I'm currently imdbing Helena Bonham Carter to see if there are any pictures of her that don't scare the crap out of me.
Good luck with that.
She had to get her inhaler in the middle of fucking...but she kept it in.
He was making tequila spiked Arnold Palmers and murmuring things in Spanish.
I love foreign exchange students.
She ate the cookie then went to the emergency room. Now her fam is pressing charges. Don't people understand you DON'T steal baked goods from potheads??
One of my students in my 8am class brought me a Tim Hortons cup with a bloody Mary in it. Clearly, I didn't manage to look not drunk when I ran into him at Denny's at 4am. Who decided to let me teach?
Just so you know, my new pet parrot tried to bond sexually with me today. That is what Google told me. I'm not sure of its gender.
Then he texted me that I was the "good kind" of fat.
I found us a new booze connection and I'm writing college admissions essays. The future is bright.

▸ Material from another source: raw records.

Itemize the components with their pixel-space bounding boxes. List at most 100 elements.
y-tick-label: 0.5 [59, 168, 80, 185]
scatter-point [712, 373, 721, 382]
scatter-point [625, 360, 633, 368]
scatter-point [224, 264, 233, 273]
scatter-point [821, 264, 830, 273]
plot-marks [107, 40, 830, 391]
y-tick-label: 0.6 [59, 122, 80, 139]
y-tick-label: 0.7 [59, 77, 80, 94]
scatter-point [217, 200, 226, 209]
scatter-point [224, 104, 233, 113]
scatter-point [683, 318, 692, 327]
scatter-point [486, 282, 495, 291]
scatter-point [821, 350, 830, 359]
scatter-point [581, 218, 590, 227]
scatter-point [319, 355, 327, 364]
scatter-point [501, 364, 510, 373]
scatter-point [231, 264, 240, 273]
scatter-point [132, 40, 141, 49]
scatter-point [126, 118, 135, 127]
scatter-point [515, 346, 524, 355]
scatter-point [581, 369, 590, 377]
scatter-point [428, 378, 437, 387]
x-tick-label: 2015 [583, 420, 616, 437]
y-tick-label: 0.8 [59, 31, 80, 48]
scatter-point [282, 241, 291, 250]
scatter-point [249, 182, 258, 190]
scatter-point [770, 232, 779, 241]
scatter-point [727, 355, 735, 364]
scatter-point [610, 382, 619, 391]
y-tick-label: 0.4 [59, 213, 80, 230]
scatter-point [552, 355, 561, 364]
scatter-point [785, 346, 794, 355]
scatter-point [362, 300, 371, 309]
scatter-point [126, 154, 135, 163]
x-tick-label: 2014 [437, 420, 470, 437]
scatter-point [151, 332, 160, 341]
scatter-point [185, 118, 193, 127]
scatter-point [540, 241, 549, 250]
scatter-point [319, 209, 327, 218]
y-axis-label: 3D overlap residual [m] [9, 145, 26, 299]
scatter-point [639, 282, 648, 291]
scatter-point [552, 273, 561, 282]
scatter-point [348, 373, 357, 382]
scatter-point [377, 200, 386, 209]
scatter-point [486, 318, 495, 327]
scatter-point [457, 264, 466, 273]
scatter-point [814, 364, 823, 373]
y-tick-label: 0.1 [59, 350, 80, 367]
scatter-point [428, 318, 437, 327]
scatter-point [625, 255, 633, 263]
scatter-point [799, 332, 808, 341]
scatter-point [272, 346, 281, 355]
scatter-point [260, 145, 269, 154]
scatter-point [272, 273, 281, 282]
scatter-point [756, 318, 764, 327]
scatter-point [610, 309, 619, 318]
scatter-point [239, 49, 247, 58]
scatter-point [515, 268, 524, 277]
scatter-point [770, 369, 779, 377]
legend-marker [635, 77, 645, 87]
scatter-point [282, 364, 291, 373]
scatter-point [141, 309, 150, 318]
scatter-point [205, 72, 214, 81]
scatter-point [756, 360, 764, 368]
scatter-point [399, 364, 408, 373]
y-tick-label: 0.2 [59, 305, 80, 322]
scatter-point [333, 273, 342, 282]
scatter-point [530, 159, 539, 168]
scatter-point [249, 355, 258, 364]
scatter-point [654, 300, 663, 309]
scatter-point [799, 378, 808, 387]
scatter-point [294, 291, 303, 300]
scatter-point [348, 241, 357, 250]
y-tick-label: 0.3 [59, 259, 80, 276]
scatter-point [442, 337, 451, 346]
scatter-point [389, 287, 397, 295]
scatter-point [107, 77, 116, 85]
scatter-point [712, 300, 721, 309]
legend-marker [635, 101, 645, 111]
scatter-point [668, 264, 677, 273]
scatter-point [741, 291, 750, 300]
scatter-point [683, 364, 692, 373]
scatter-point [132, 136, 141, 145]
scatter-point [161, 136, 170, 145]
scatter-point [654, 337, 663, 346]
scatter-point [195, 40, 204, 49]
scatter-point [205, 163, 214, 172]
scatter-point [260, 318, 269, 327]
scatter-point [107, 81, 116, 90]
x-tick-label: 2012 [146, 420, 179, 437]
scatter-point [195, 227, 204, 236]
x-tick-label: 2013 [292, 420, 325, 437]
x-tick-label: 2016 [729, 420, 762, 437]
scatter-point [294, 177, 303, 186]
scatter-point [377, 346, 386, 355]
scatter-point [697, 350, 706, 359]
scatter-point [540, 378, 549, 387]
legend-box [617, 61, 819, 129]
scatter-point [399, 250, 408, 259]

Our DD painted my costume on me for tonight. The strippers have been teaching him how to paint costumes.
I am laying in your bed and just found a bottle of wine under your pillow ...should have married you...
Yup, found the vomit in the side compartment. My bad.
I'm just trying to win a butt plug dude
I am luring the porn star to my house with chicken!
i'm eating chex mix in the shower while texting. i feel accomplished.
It got to the point where I was so drunk, playing rock paper scissors as a drinking game seemed like a good idea.